Questa aneddoto ha, d'altronde, immortalato questo patrimonio artistico, così come la città di Essaouira, poiché Eugène Delacroix, pittore di rinomanza, che faceva allora ufficio di reporter in seno alla delegazione francese, ha ceduto all'umanità, una tela che ha fissato questo istante sotto la denominazione «I musicisti ebrei di Mogador». Quest'opera ha, così, contribuito a mantenere vivo quest'eredità musicale, fino al momento in cui, quasi 180 anni più tardi, giovani Souiris, sotto la guida d'Abdessamad Amara, il direttore del Conservatorio di musica di Essaouira, captano questo messaggio venuto da un altro secolo e decidono di mettersi all'opera per ricostituire e ritrascrivere la partizione, le parole e l'orchestrazione di questo pezzo musicale, che è ormai introdotto nel cursus del Conservatorio di Essaouira.

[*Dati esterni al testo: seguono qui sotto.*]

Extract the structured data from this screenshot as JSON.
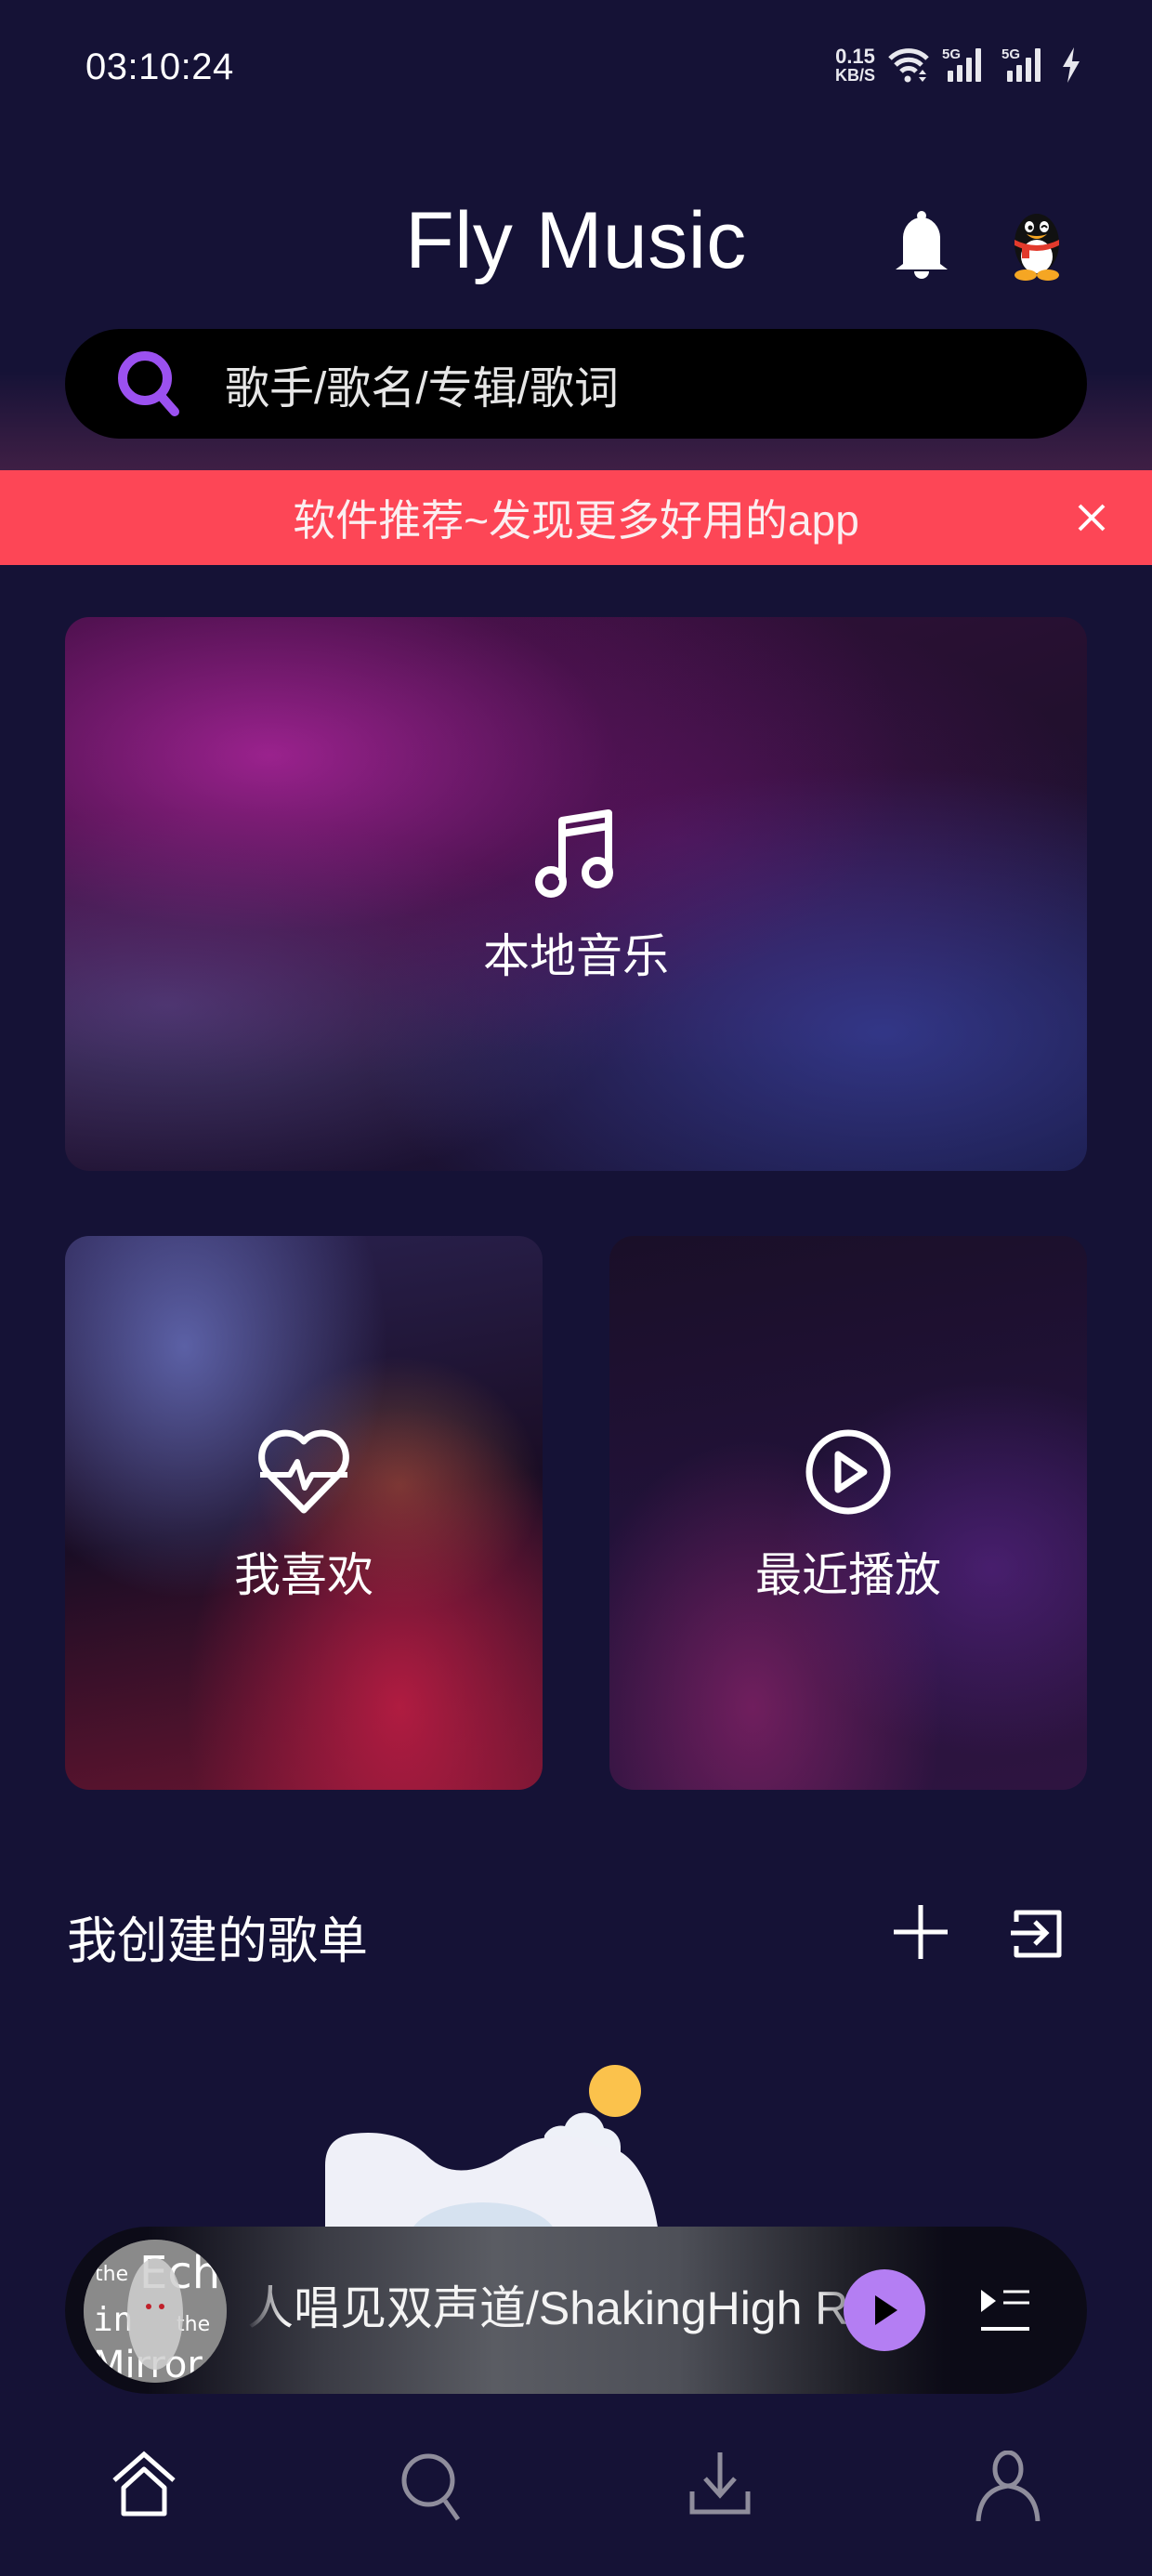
{
  "status_bar": {
    "time": "03:10:24",
    "net_speed_value": "0.15",
    "net_speed_unit": "KB/S",
    "signal1_label": "5G",
    "signal2_label": "5G",
    "icons": [
      "wifi-icon",
      "signal-5g-icon",
      "signal-5g-icon",
      "charging-icon"
    ]
  },
  "header": {
    "title": "Fly Music",
    "notification_icon": "bell-icon",
    "avatar_icon": "qq-penguin-avatar"
  },
  "search": {
    "placeholder": "歌手/歌名/专辑/歌词",
    "icon": "search-icon",
    "accent_color": "#9b51f0"
  },
  "promo_banner": {
    "text": "软件推荐~发现更多好用的app",
    "close_icon": "close-icon",
    "background_color": "#fd4656"
  },
  "cards": [
    {
      "label": "本地音乐",
      "icon": "music-note-icon"
    },
    {
      "label": "我喜欢",
      "icon": "heart-pulse-icon"
    },
    {
      "label": "最近播放",
      "icon": "play-circle-icon"
    }
  ],
  "playlists_section": {
    "title": "我创建的歌单",
    "add_icon": "plus-icon",
    "import_icon": "import-icon"
  },
  "mini_player": {
    "song_title": "人唱见双声道/ShakingHigh R",
    "play_icon": "play-icon",
    "playlist_icon": "playlist-icon",
    "album_art_text": "The Echo in the Mirror",
    "accent_color": "#b47ef3"
  },
  "bottom_nav": [
    {
      "name": "home",
      "icon": "home-icon",
      "active": true
    },
    {
      "name": "search",
      "icon": "search-icon",
      "active": false
    },
    {
      "name": "download",
      "icon": "download-icon",
      "active": false
    },
    {
      "name": "profile",
      "icon": "user-icon",
      "active": false
    }
  ]
}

Queste due azioni vengono così a rafforzare la dinamica culturale di Essaouira che, attraverso i Festival di Gnaoua e delle Andalousies atlantiche, o ben altre manifestazioni come la Primavera musicale degli Alizés, dedicata alla musica classica, non cessa di confermare la capacità straordinaria dell'arte come mezzo di dialogo e di riavvicinamento tra le civiltà e tra i popoli. Quest'ultimo valore è, d'altronde, continuamente predicato a Essaouira, che sia sulle scene artistiche o le agorà che riuniscono, ogni volta che l'occasione si presenta, pensatori, intellettuali e decisori di tutti gli orizzonti, così come di semplici gente, attorno a questioni spinose che preoccupano l'umanità, confrontata ai molteplici ripieghi identitari e regressioni morali che mettono in pericolo la pace mondiale.
Le questioni a carattere nazionale si sono anche trovato, quest'anno, un posto in questo spazio di dibattito, in particolare il ruolo della donna nel processo di riforme politiche che conosce il Marocco, attraverso la quinta edizione del Women's Tribune, una piattaforma di riflessione su soluzioni alle difficoltà che le donne possono incontrare nella loro ricerca d'uguaglianza delle chance, che si è tenuta quest'anno a Essaouira (2-3 maggio) sotto il tema «La regionalizzazione al femminile: promesse, vantaggi e sfide» .
Durante questo raggruppamento, personalità politiche ed economiche, così come rappresentanti della società civile, del Marocco e d'altrove, hanno dibattuto sulle questioni legate alla regionalizzazione al femminile e la decentralizzazione dei poteri al servizio dell'uguaglianza tra le donne e gli uomini e dei mezzi di costruire l'uguaglianza dei sessi a livello delle istanze locali, nell'obiettivo d'assicurare una migliore governance. Così, Essaouira, questo piccolo porto atlantico tranquillo incrostato su una terra inospitale -almeno in apparenza-, ha saputo costituirsi, contro venti e maree, un importante capitale immateriale che fa girare, in grande parte, un'attività turistica tenendo testa a grandi poli d'attrazione nazionali, meglio dotati in mezzi materiali e in infrastrutture.